For predicting a continuous outcome instead, use multiple regression. For the association between two categorical variables with no prediction, use the chi-square test of independence. See the assumptions guide for how to check each condition.
Let KyroStat do the write-up for you
Odds ratios, Wald statistics, confidence intervals, and a pseudo R-squared are easy to transpose wrong by hand. KyroStat fits the logistic regression on your data, checks the assumptions, and hands you the finished APA 7 sentences, a predictor table with odds ratios and confidence intervals, the plots, and the underlying Python or R code. Upload your spreadsheet, and the report is done in seconds.

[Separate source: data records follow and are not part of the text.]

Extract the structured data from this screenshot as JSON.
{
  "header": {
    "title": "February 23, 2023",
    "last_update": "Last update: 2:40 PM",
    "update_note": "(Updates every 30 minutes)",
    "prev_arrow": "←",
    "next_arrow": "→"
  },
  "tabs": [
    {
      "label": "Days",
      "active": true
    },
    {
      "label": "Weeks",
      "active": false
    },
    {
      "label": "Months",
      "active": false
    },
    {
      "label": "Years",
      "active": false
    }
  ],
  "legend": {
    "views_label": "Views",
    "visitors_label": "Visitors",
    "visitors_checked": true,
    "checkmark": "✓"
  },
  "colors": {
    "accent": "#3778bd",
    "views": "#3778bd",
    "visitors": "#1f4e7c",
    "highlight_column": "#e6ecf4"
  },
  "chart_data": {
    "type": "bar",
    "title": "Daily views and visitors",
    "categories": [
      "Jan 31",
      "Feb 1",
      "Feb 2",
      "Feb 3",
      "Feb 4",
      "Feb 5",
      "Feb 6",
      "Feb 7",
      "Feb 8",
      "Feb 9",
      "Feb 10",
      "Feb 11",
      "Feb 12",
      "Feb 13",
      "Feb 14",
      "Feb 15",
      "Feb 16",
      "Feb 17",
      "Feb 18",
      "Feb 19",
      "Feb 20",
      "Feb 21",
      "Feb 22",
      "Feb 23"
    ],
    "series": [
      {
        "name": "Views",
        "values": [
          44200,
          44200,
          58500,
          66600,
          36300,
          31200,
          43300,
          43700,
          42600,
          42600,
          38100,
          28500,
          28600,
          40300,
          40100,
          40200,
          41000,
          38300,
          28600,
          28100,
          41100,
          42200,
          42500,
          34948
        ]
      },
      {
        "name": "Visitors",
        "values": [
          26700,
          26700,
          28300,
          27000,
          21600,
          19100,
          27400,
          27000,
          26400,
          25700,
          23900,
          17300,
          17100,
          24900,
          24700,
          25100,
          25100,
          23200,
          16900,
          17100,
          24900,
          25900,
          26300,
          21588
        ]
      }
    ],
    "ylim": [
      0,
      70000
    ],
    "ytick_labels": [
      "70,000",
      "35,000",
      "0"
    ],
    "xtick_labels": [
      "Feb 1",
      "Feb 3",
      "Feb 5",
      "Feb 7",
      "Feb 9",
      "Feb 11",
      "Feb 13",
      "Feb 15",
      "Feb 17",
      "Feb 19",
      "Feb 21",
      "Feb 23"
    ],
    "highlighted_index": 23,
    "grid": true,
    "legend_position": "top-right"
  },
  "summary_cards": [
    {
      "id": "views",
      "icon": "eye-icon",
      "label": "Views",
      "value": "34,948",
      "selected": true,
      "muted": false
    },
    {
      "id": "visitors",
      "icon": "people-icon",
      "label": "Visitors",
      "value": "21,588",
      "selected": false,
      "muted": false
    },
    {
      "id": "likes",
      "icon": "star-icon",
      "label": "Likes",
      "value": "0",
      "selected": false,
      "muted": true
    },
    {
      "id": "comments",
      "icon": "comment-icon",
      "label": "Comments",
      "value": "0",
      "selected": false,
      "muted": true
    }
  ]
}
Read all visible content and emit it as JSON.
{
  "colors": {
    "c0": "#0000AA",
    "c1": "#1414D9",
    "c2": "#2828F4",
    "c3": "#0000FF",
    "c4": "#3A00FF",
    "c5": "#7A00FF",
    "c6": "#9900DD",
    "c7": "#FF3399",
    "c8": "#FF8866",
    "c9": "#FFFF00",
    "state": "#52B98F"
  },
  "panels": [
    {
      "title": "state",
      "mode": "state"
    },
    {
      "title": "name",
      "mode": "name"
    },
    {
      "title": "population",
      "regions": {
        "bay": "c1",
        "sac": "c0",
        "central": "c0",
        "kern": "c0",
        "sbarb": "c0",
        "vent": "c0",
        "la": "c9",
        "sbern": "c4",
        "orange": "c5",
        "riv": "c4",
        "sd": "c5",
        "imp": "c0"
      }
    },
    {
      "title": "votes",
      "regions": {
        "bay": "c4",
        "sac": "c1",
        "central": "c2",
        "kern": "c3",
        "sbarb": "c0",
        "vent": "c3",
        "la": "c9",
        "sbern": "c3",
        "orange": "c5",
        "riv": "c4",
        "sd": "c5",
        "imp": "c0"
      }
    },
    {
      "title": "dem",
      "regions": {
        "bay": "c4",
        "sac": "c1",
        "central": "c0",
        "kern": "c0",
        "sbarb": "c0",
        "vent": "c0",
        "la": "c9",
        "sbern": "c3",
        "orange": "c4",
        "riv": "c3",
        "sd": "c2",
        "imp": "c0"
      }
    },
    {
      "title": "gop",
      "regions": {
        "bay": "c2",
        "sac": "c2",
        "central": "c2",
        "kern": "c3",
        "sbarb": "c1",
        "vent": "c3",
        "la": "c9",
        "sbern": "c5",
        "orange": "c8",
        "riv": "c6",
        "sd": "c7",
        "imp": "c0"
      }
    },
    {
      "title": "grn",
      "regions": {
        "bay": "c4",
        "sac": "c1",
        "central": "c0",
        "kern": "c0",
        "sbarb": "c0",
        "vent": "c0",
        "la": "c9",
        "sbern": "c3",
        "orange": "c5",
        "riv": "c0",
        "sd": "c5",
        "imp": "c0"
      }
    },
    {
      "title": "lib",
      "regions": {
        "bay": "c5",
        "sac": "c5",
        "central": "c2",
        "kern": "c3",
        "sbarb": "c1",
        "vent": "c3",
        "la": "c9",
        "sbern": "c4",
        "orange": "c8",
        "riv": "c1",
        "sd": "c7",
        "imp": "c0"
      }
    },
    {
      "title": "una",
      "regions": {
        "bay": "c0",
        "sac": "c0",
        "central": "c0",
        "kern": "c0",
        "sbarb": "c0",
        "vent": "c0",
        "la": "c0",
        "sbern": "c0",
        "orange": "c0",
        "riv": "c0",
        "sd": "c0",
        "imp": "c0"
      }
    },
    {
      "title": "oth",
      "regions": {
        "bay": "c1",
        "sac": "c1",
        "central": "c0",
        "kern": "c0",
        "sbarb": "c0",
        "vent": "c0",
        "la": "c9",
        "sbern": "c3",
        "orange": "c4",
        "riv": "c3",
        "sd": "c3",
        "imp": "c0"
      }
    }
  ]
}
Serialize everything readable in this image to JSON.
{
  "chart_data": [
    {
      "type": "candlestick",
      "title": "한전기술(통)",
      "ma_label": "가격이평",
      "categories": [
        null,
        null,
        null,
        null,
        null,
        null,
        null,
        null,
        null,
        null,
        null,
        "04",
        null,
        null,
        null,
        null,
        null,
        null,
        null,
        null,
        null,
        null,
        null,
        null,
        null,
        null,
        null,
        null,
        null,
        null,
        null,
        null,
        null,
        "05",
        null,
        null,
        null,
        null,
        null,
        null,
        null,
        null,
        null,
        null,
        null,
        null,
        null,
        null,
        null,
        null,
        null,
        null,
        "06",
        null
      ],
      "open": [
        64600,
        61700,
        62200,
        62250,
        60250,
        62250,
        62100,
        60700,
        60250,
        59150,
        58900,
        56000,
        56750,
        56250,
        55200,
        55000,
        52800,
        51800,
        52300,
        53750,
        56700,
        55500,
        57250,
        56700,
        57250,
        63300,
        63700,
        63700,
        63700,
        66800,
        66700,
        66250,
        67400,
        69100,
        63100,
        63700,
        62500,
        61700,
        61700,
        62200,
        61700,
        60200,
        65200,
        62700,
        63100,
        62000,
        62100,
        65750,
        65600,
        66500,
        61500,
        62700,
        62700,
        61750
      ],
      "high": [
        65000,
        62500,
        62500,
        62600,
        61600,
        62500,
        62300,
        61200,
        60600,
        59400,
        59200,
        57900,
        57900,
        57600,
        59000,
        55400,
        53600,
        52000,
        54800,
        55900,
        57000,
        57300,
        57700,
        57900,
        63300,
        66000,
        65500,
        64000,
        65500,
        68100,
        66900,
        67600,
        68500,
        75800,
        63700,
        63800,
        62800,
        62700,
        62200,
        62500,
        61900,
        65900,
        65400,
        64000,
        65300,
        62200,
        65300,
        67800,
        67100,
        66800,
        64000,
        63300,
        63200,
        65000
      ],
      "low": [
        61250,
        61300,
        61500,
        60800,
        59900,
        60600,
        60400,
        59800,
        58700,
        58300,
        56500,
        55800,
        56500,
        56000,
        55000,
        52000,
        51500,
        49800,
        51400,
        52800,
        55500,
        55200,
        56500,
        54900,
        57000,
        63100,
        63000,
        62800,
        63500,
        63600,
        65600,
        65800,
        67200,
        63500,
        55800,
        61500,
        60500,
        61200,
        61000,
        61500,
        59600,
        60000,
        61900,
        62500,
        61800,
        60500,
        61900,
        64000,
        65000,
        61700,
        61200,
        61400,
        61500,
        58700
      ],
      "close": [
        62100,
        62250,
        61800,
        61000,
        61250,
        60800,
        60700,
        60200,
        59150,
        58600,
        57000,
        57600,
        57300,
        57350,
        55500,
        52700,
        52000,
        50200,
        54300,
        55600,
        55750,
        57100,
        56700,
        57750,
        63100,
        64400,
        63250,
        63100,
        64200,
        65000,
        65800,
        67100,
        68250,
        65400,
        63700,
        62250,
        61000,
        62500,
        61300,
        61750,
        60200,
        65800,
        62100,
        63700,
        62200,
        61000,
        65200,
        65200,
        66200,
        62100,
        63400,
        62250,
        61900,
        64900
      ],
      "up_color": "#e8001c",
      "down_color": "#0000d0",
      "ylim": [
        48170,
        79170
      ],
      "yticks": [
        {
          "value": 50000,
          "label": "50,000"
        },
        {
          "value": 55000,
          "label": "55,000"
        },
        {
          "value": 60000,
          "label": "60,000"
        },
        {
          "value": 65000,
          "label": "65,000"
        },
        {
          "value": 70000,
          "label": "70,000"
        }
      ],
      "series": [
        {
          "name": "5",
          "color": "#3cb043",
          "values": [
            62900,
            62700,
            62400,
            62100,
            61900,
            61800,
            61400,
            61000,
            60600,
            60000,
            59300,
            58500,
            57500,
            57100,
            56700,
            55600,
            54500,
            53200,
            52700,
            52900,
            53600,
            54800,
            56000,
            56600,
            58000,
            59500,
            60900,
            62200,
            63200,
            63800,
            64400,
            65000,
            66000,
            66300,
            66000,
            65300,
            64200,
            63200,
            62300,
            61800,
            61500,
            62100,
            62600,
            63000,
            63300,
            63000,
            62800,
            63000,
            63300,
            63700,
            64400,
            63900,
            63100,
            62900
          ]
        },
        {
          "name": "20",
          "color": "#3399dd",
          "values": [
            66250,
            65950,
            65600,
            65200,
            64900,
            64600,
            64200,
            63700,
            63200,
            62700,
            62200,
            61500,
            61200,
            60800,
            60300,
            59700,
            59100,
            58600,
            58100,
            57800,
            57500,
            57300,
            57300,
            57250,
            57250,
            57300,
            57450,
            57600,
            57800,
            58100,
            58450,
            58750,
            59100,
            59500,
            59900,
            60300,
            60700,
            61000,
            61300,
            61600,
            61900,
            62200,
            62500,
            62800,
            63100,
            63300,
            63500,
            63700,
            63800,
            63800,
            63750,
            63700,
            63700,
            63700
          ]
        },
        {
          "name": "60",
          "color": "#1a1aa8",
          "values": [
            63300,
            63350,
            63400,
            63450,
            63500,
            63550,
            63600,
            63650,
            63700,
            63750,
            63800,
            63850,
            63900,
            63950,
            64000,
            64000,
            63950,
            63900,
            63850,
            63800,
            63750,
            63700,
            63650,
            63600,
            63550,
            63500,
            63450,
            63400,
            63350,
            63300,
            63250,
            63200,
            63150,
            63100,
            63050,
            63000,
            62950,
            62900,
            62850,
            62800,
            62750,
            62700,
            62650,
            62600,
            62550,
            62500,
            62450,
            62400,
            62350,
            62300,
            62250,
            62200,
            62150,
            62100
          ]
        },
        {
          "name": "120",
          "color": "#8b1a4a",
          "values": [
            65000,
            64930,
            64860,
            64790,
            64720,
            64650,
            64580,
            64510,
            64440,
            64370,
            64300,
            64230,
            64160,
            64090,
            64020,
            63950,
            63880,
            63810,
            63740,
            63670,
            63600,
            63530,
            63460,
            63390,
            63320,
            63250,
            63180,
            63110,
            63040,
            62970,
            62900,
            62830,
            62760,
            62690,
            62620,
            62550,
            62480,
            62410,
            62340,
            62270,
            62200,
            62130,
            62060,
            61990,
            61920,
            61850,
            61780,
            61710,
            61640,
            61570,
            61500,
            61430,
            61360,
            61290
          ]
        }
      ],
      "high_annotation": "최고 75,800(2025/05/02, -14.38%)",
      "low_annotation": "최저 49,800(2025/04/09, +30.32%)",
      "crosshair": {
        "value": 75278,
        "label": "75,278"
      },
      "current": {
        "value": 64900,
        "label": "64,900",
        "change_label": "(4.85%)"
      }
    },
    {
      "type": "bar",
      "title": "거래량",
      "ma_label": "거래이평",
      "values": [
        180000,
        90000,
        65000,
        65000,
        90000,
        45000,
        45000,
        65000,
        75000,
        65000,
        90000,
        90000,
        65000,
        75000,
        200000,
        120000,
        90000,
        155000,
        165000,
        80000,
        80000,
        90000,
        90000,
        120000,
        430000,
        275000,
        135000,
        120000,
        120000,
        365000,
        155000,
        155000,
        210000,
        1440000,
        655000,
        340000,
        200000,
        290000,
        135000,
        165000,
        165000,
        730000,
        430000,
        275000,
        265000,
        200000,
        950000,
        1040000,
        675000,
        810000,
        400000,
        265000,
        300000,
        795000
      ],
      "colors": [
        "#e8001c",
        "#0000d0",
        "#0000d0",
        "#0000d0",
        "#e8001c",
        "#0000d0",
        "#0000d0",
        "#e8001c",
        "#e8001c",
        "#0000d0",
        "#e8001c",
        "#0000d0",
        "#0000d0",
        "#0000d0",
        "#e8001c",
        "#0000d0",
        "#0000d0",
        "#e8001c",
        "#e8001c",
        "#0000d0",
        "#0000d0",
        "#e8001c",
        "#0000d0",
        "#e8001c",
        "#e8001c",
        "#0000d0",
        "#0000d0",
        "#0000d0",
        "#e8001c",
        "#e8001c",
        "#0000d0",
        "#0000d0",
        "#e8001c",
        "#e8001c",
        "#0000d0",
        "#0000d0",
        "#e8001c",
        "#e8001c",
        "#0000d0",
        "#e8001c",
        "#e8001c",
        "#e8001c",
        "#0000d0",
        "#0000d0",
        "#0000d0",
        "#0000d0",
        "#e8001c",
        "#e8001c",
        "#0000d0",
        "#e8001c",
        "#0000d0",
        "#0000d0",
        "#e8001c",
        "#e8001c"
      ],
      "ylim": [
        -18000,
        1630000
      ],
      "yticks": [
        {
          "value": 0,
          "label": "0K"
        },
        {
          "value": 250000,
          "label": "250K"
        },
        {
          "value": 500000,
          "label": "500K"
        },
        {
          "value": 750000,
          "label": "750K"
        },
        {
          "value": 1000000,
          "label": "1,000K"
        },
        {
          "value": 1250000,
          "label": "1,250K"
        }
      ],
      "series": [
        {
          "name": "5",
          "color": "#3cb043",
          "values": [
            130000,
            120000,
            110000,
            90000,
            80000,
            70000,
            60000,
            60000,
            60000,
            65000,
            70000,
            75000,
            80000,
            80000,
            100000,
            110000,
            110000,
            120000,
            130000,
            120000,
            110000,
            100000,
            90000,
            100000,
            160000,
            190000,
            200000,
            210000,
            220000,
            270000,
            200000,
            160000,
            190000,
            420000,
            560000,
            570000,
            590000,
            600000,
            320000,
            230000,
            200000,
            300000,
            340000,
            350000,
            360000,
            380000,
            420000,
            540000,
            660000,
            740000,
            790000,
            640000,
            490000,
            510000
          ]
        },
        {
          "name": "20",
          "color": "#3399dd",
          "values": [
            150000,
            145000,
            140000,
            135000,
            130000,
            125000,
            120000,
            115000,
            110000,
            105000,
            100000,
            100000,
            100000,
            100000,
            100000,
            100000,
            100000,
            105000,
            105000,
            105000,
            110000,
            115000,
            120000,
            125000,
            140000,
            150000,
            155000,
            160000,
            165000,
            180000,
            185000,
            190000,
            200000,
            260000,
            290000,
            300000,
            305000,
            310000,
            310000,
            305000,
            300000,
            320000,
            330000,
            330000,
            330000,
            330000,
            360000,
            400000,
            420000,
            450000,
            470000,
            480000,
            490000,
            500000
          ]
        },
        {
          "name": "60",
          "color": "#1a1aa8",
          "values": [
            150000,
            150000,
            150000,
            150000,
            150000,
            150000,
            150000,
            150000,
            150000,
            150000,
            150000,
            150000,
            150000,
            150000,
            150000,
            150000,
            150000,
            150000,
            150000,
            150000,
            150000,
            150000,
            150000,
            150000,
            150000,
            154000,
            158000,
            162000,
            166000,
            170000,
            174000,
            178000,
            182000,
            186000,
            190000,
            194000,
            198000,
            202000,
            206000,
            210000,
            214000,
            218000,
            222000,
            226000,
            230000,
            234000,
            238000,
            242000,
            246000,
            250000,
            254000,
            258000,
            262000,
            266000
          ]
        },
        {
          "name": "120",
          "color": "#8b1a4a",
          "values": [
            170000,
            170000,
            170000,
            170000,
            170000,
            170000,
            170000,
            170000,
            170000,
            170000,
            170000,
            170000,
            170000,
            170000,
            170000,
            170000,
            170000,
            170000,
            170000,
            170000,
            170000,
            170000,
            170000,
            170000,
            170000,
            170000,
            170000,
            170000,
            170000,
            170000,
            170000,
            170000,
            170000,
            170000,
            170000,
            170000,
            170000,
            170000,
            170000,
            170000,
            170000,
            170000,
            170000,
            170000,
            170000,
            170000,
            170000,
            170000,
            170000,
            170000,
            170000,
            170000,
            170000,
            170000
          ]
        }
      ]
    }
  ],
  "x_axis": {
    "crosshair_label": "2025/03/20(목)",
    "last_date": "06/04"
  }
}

Frequently asked questions
Do I report B or the odds ratio? Report both, but interpret the odds ratio. B is the log-odds coefficient; Exp(B) is the odds ratio readers actually understand.
Which pseudo R-squared should I use? Nagelkerke is the most commonly reported because it scales to a maximum of 1. McFadden is also acceptable. Name whichever you report and do not interpret it as variance explained.
What does an odds ratio below 1 mean? The predictor lowers the odds of the outcome. An OR of 0.70 means the odds are 30% lower for each one-unit increase.
How big a sample do I need? A common rule of thumb is at least 10 events (cases in the rarer outcome category) per predictor, though more is better for stable estimates.